The inclusion of Buddy means more complicated attack patterns with more classes of zombies are possible, and that variety becomes a strength of the game, especially when paired with the ample set-pieces that tended to limit my freedom of movement in order to sell a key moment of the action, like driving across an airport on a lift, or performing something akin to a concert for fans who, despite their undeath, seemed quite lively in the moment.

Even with plenty of ammo, rock-solid shooting mechanics, and the help of Buddy, these scenes managed to be tense because once a zombie does get in your face, it can be very hard to overcome. I found myself counting bullets as I fired them off so I always knew when to reload, which fulfills the sort of zombie fantasy I look for in every game featuring the undead.

If ever this setup isn’t enough, you can once again play the entire story mode in online co-op with one other player. Nothing fundamentally changes, for better or worse, though it does benefit from my general belief that most everything in games is better in co-op. There are exceptions, but AS2 isn’t one of them. The arcade-like shooter is a natural fit for a friend, even as the game already provides one on four legs. The only issue co-op creates is a narrative one; you’re the “sole survivor” according to the plot, which is already rudely dismissive of Buddy’s existence, but this moniker is further nonsensical when you consider the co-op pal that can accompany you.

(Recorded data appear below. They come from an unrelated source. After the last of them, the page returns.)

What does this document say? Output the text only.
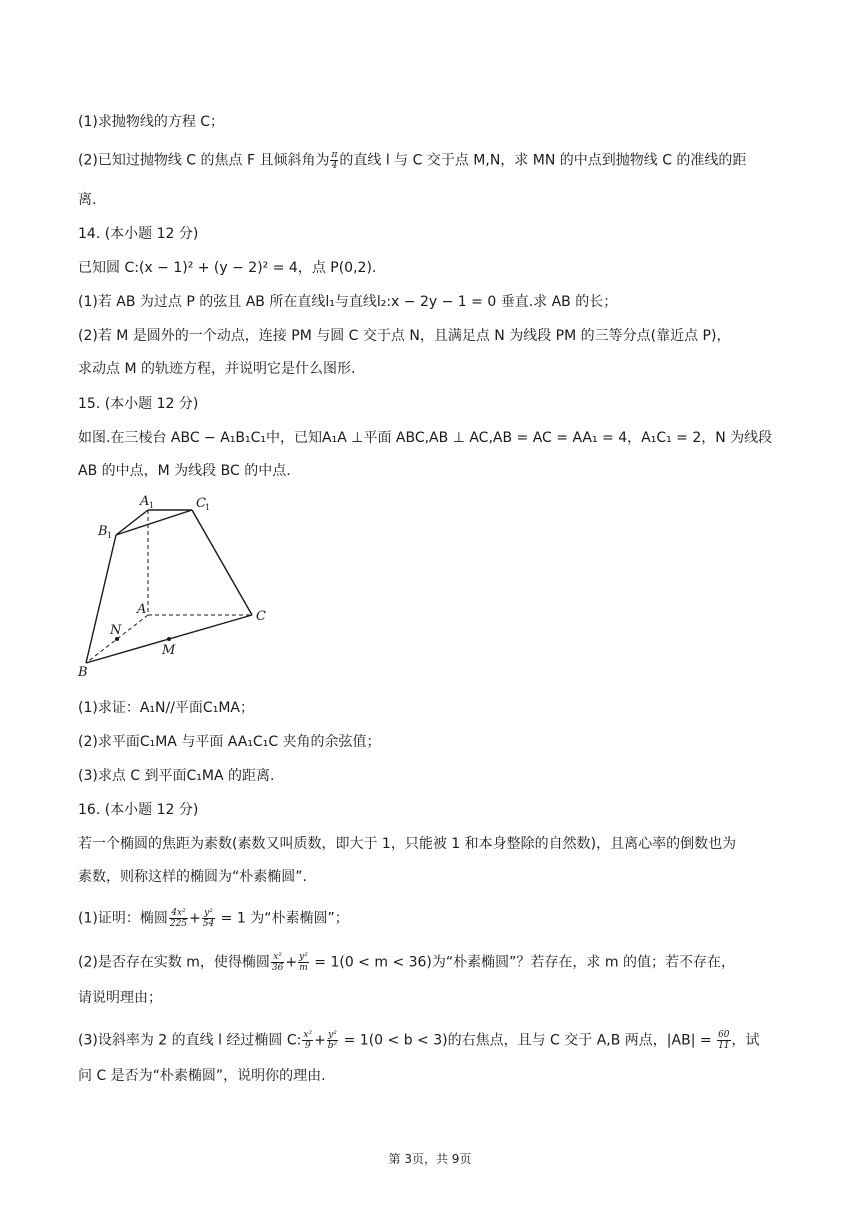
(1)求抛物线的方程 C；
(2)已知过抛物线 C 的焦点 F 且倾斜角为 $\frac{\pi}{4}$ 的直线 l 与 C 交于点 M,N，求 MN 的中点到抛物线 C 的准线的距
离.
14. (本小题 12 分)
已知圆 C:(x − 1)² + (y − 2)² = 4，点 P(0,2).
(1)若 AB 为过点 P 的弦且 AB 所在直线l₁与直线l₂:x − 2y − 1 = 0 垂直.求 AB 的长；
(2)若 M 是圆外的一个动点，连接 PM 与圆 C 交于点 N，且满足点 N 为线段 PM 的三等分点(靠近点 P)，
求动点 M 的轨迹方程，并说明它是什么图形.
15. (本小题 12 分)
如图.在三棱台 ABC − A₁B₁C₁中，已知A₁A ⊥平面 ABC,AB ⊥ AC,AB = AC = AA₁ = 4，A₁C₁ = 2，N 为线段
AB 的中点，M 为线段 BC 的中点.
A 1	C 1
B 1
A	C
N
M
B
(1)求证：A₁N//平面C₁MA；
(2)求平面C₁MA 与平面 AA₁C₁C 夹角的余弦值；
(3)求点 C 到平面C₁MA 的距离.
16. (本小题 12 分)
若一个椭圆的焦距为素数(素数又叫质数，即大于 1，只能被 1 和本身整除的自然数)，且离心率的倒数也为
素数，则称这样的椭圆为“朴素椭圆”.
(1)证明：椭圆 $\frac{\text{4x²}}{225} + \frac{\text{y²}}{54} = 1$ 为“朴素椭圆”；
(2)是否存在实数 m，使得椭圆 $\frac{\text{x²}}{36} + \frac{\text{y²}}{m} = 1(0 < m < 36)$为“朴素椭圆”？若存在，求 m 的值；若不存在，
请说明理由；
(3)设斜率为 2 的直线 l 经过椭圆 C: $\frac{\text{x²}}{9} + \frac{\text{y²}}{\text{b²}} = 1(0 < b < 3)$的右焦点，且与 C 交于 A,B 两点，$|AB| = \frac{60}{11}$ ，试
问 C 是否为“朴素椭圆”，说明你的理由.
第 3页，共 9页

Still, this isn’t likely a game most play for the story, which is a good thing since the story is its weakest aspect by far. Like in the first game, the protagonist is a wise-cracking, foul-mouthed dude whose entire personality is revealed by way of bad jokes that annoyed me throughout the game. That problem is exacerbated by just how frequently he speaks. AS2 is a game that suffers from the very video-gamey thing of having a character talk to themselves far too often as a way to guide the player. If he either spoke less or didn’t make me cringe, I’d have found this less distracting, but these issues as a pair soured some of the good times I was otherwise having. The story is also devoid of any surprises. I mentally jotted down where I thought the story would go from the first level, and it essentially played out just as I expected. Given the game wants to be an adventure more than an actual shooting gallery, the lack of stakes and stunning moments winds up dampening the levels in a way the gameplay never does.

Arizona Sunshine 2 is not the mythical killer app that will finally get people to believe in VR. But it’s certainly the kind of sequel that goes bigger than its predecessor and is better for it. It almost feels like a tall order to ask people to still care about zombies and VR in 2023 when so many seem to have shrugged them both off years ago. But I’m not such a person, and if you’re like me, you’ll find Arizona Sunshine 2 is an enjoyable, albeit predictable, road trip through the apocalypse.